All were subject to members’ voluntary liquidation, a formal process which Portland says is cost-effective and results in shareholders receiving a tax-efficient return on their investment – usually with the benefit of business asset disposal relief, previously called entrepreneurs’ relief.
Portland managing director Carl Faulds said: “Although we have paid out a record amount of money to shareholders, the other side of the coin is over the last 12 months we have seen a lot of anxiety in the business world due to unprecedented events.
“In the UK, we really did experience the perfect storm in 2020. As well a global pandemic, the UK had to contend with the reality of a no deal Brexit. These two factors, combined with the fact that it has been 11 years since the last economic downturn and the cycle typically comes round every 8-10 years, has meant 2020 was the year a majority of businesses would like to forget.
“Businesses, even those that are profitable, have some very tough decisions to make in the coming months.
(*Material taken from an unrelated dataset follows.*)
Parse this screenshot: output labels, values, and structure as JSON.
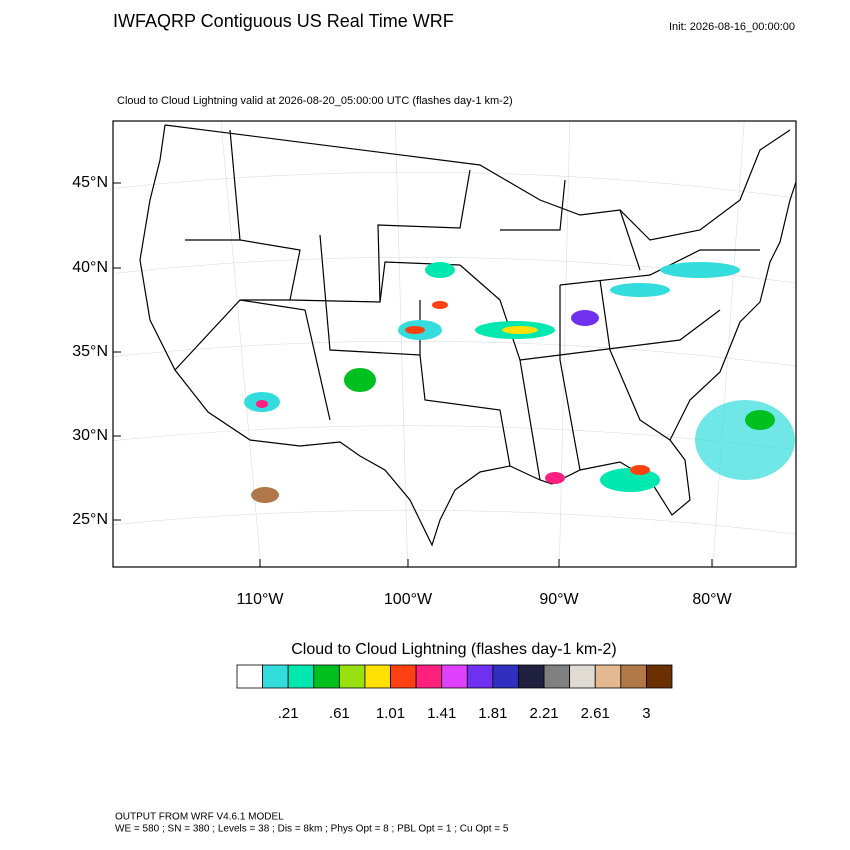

They could hold off until the economy restarts, which means a return to regular trading and profitability, or they may not risk an uncertain, potentially volatile, future and decide to sell up or close and retire early. However, they will still have to consider the next Budget which will no doubt see the chancellor, Rishi Sunak, try to recoup some of billions of pounds used to keep businesses afloat during the pandemic.”
He said an increasing number of companies were struggling because of rising costs at a time of stagnant or falling sales. “Whilst the government is continuing to support businesses during these difficult times, there is no bottomless pit of grants and loans to bail out businesses,” he said.
He added: “Traditional businesses such as retail, hospitality and manufacturing have been particularly hit by the global pandemic where they have seen their income, in some cases, drop to zero. They are also seeing employment costs increase as a result of wage rises and to meet increasing employer pension cost obligations. Add to this that the government’ Coronavirus Jobs Retention Scheme (CJRS) – known as furlough –will come to an end in April, many directors have some very difficult decisions to make in the coming month regarding business viability.”